Sempre presente no ar…e, suavemente, me pego pensando: porto, encontro e despedida, lenço perfumado, aceno na beira do cais… Mas, conversa vai, conversa vem, já é noite e eu também preciso do meu bem… Numa movimentada vida noturna, os letreiros acendem…entram em cena, na Mauá by Night, as damas da noite, mariposas, marinheiros, gigolôs, boêmios, dando o clima do lugar.

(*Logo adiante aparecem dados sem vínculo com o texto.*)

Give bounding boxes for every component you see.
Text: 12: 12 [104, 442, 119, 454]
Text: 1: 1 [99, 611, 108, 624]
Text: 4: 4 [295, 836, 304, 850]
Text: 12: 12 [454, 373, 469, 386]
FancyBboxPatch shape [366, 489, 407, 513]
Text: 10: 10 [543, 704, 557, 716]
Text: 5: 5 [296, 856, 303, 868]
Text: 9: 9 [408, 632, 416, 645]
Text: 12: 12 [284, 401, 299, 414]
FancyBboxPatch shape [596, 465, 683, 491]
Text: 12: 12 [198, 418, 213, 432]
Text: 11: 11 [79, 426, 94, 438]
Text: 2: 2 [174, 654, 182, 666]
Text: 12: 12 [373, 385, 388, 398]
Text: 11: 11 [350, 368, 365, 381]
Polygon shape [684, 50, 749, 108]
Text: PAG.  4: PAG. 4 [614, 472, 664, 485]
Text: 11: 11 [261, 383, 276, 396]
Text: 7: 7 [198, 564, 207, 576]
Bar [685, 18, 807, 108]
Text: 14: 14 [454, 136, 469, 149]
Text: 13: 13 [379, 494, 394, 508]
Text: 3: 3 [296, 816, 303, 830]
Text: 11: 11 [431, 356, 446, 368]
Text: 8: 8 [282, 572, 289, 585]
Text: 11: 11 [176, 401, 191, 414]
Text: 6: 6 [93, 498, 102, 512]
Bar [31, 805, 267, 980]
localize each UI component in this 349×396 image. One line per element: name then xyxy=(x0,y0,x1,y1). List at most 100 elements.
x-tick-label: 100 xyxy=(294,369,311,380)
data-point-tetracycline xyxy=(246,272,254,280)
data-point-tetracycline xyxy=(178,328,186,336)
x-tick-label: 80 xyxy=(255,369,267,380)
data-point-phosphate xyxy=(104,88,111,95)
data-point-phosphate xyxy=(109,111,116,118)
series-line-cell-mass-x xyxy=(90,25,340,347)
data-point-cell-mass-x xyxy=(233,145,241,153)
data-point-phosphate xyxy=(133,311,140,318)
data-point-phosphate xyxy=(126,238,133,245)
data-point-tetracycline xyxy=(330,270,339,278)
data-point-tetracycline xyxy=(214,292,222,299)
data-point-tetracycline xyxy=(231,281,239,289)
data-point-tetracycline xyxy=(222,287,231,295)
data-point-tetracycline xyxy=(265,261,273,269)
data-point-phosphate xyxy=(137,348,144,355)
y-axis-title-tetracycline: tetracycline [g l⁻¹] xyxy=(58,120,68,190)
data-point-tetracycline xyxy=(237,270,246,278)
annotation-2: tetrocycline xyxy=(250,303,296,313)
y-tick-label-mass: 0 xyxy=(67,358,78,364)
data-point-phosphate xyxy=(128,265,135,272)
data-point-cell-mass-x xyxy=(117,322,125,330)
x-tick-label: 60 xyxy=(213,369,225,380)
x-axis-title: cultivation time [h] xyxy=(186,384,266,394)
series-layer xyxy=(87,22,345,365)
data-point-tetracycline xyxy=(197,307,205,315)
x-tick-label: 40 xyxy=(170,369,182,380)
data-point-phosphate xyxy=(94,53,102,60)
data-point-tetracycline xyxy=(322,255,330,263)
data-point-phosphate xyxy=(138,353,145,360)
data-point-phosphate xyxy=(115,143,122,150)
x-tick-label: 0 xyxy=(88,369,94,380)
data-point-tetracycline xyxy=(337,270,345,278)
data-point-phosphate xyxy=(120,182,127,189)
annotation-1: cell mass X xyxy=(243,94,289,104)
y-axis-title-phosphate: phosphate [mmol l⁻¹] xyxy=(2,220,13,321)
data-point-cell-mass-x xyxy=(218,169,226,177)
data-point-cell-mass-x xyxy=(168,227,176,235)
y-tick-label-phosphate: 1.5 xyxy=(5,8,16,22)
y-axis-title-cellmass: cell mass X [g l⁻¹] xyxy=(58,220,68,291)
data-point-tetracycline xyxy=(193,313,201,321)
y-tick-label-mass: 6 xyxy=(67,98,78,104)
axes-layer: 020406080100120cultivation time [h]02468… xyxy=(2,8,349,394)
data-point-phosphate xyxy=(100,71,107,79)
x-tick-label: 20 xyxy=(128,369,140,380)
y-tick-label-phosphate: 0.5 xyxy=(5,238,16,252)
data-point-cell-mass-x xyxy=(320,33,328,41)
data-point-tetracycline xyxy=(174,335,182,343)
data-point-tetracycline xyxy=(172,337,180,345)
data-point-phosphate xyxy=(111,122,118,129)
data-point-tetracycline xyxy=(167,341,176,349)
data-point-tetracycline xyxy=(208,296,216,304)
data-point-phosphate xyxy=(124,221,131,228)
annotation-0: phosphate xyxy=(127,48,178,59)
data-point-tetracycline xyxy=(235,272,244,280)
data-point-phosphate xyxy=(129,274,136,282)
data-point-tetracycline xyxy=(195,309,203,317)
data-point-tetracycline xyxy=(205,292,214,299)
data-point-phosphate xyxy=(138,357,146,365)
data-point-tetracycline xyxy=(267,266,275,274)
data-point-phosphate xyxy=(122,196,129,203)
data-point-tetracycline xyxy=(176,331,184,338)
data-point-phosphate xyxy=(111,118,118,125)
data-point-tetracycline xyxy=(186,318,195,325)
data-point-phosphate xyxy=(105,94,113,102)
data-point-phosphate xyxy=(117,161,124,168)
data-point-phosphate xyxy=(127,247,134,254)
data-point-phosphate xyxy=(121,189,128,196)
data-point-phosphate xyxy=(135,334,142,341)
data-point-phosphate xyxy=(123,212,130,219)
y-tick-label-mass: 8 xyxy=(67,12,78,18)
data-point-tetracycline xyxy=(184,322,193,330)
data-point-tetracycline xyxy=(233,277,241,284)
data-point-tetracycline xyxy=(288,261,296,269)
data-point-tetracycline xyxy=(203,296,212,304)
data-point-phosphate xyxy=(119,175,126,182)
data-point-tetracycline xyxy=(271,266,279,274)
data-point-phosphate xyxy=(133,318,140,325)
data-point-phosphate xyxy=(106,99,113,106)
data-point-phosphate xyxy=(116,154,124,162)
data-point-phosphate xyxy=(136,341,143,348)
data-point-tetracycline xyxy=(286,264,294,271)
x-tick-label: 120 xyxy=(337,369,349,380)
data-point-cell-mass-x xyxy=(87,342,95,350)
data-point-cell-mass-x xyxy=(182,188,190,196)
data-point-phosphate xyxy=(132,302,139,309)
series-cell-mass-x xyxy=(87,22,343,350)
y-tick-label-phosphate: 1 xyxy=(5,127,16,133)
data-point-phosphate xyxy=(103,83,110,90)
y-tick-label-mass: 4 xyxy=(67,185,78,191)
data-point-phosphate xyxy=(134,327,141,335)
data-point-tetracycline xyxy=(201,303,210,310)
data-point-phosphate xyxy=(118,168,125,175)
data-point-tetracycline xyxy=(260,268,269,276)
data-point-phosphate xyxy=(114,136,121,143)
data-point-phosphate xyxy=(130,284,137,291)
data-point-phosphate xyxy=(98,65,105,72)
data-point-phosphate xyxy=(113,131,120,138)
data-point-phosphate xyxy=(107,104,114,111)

Hoje, o Rio é remanescente de sua própria História, esse mesmo Rio que outrora pensara ser uma “Paris Tropical”, resignifica seus valores patrimoniais, destacando o porto de sua cidade, um “Porto Maravilha” – que resgate o contato do carioca com “MAR” – inspirado na cidade-porto de Barcelona, na Espanha. A revitalização da Zona Portuária saiu do campo do pensamento e se tornou real, aqui personificado em fantasias e alegorias na gênese de nosso desfile e na verdade das ruas que presenciamos em horários comerciais. Juntos, os programas de apoio ao cidadão e à cultura preservam a identidade, recuperam o espaço urbano e constroem uma cidade respeitando sua história e seu meio ambiente. Quem sou eu? “A vida é feita de ventos, uns serenos, outros intensos… Um vento agita e outro acalma”. Mas todo vento é poesia que se entrelaça à vida em perfeita sintonia. Eu sou o vento que lhe trouxe esse recado, sou o vento que sopra na beira do mar, meu porto seguro…sou eu o vento do passado em direção ao futuro.